Diawali dengan POSBA (Pekan Orientasi Siswa Baru) Dwiwarna yang super keren, terlepas dari menyeramkannya kakak kelas dan capeknya push-up, it made us got to know each other very well. Awalnya, aturan buat pulang 2 minggu sekali pastinya berasa hukuman berat banget, sekalinya minggu pulang udah kaya binatang dilepas dari kandang. But look at us now, bahkan setelah 3 minggu lewatpun, males pulang ke rumah. 

Tahun kedua di Dwiwarna, for most people (including me), bisa dibilang klimaksnya hidup di sekolah asrama, alias karna banyak drama! Di tahun kedua, Dwiwarna mempercayakan pada muridnya buat ngurus OSIS, MPK, ROHIS, segala macam organisasi ekstrakulikuler, dan (yang paling fantastis) Festival Dwiwarna. 

Tahun ketiga, asik juga sih. Asik nangis-nangis mikirin ini mau kuliah dimana. Asik ngeliatin nilai tahun-tahun silam kok begini dan begitu bentuknya. 

Meskipun sudah berjuta-juta orang (kecuali guru-guru) yang bilang “udah nikmatin dulu aja masa-masa SMA, kuliah gak seenak SMA lho”, “kuliah udah mikir kawin, idup lo berasa di ujung tanduk” “kawin gak enak lho”, tetep aja sih (most of us) kepengen buru-buru kuliah, beberapa juga kepengen buru-buru kawin.

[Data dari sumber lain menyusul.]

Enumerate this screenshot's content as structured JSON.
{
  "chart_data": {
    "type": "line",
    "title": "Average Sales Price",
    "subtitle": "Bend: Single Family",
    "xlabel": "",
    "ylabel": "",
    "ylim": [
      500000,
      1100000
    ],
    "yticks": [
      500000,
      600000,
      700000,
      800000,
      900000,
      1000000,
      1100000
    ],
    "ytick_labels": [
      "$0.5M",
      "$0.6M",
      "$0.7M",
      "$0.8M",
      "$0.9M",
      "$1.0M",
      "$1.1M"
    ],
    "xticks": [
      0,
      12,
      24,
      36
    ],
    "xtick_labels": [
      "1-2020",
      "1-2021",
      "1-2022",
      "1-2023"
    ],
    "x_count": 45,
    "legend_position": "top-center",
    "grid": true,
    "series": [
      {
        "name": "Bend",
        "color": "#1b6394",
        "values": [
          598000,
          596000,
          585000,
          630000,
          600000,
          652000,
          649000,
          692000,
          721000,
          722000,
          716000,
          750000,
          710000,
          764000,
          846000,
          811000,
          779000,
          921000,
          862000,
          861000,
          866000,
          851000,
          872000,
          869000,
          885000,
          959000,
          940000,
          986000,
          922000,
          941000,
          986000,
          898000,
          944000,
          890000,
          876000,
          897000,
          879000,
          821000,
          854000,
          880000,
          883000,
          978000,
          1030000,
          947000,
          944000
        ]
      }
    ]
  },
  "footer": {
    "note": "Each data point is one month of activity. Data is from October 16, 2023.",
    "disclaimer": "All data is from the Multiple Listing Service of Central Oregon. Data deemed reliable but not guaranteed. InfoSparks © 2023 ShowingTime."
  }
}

25% temen seangkatan gue udah keterima di universitas swasta Indonesia, 5% nya udah keterima di universitas luar negeri. 70% nya masih nangis darah muntah kucing belum pasti sama universitas masa depannya. Bisa ditebak ya makhluk kerdil yang sedang menulis tulisan ini masuk golongan yang mana.

Gue masih dengan keinginan muluk buat jadi dokter. Bukan sekali gue bertanya kenapa sih harus banget kepengen jadi dokter? Kenapa gak kepengen masuk apa gitu yang kebanyakan kaum mainstream pilih (not to mention it’s not good) atau jurusan lain yang passing grade-nya lebih kecil. 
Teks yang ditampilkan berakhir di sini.